When this happens, it’s a necessary move that makes the Mets better immediately: Ike Davis is simply better at baseball than Jacobs. He’s a better defender, and more importantly at first base, a better hitter. The Mets could have simply optioned Jacobs to the minors, but then he would still occupy a place on the team’s 40-man roster. By DFA-ing him, they clearly intend to add a player, not yet on the 40-man to the big league roster in short order. The Mets now have ten days to trade or release Jacobs, or he clears waivers, send him to the minor leagues.
Davis has done exactly what a top prospect is supposed to do, hitting .364/.500/.636 in his first 10 games in AAA. He has three doubles and two HR. As impressive as the power is the way he’s not just controlled, but dominated the strike zone: 9 BB and just five strikeouts. (Jacobs didn’t draw his ninth walk with the Royals until May 5th last year, in his 25th game of the year, at a point when he had 27 strikeouts.)
I really think that Davis would benefit from more time at AAA, but the Mets, 15th in the NL in runs scored, can’t afford to wait. According to EQA, the Baseball Prospectus metric, the Mets are the 14th-best offense in the NL. This is a team not getting it done with the bat and Jacobs and 1B has been a huge part of the problem. Mets 1B have hit .191/.269/.298 this year, placing them in the bottom three in the NL in all three major rate categories, AVG/OBP/SLG.
Jacobs has been terrible (.208/.296/.375 in 24 AB) in seven games for the Mets, but even that was fairly predictable. After all, he hit .228/.297/.401 in 128 games for the Royals last year, his second straight season playing in over 110 games with a sub-.300 OBP. What’s remarkable about Jacobs start is how unremarkable it really is. He’s 29 and has been a replacement level player or worse for each of the last three years.

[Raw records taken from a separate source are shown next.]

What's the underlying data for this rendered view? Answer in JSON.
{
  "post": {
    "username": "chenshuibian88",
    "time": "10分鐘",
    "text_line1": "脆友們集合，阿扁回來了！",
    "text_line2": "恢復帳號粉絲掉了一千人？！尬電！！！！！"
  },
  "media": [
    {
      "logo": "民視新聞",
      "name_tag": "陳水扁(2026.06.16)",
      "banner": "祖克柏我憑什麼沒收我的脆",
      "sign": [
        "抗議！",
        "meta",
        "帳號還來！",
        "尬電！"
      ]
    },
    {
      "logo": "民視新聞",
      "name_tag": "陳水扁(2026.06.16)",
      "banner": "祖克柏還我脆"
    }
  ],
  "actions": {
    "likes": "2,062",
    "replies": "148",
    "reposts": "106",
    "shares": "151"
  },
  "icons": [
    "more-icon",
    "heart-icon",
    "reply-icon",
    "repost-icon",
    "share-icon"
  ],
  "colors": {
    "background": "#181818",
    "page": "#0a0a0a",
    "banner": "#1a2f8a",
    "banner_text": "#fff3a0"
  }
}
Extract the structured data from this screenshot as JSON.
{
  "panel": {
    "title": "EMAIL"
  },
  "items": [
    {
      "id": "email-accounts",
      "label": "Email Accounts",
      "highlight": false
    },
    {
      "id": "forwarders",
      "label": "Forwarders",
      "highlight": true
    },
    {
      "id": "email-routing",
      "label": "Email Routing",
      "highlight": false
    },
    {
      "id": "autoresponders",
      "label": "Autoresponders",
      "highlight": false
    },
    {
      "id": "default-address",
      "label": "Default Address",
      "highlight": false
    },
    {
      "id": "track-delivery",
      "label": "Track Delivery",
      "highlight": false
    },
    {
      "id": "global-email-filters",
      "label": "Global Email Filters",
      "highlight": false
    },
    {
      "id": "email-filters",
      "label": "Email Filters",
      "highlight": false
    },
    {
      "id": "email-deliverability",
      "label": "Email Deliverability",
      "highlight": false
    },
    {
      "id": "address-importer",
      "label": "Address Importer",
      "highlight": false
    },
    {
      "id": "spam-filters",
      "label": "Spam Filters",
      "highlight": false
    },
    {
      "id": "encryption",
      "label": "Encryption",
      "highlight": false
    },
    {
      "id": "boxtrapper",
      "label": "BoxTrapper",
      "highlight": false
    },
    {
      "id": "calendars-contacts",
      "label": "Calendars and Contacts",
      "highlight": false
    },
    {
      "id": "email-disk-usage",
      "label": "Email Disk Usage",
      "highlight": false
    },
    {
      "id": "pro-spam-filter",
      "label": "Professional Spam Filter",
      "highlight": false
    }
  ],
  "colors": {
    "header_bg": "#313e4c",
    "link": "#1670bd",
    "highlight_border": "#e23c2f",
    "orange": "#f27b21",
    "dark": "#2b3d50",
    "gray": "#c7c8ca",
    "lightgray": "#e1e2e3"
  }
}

I’m reminded a little bit of the 2007 season. The Brewers kept Ryan Braun at AAA Nashville where he hit .333/.403/.675 with 9 HR in 33 games for the Sounds. He hit .324/.370/.634 in 113 games for Milwaukee, in a year in which the Brewers missed the playoffs by two games. Would promoting Braun (and Yovanni Gallardo, who was throwing lights out in Nashville) earlier have made up the two games the Brewers finished behind St. Louis? There’s a fascinating argument there. I’m not at all suggesting that Davis is going to hit like Braun. That’s not fair. I am pointing out that recent teams have potentially missed out on the playoffs by waiting too long on their prospects.
This is one the Mets are getting right: putting the better, younger player in the lineup, is an easy choice.
I wanted to make one more point here: calling up Davis now, and keeping him on the big league roster all year long would make him eligible for super 2 status, giving him an extra year of arbitration. Thus, he’ll be more expensive more quickly than if the Mets held him back in the minors for another month or so. Becoming a super 2 does not make Davis eligible for Free Agency any earlier.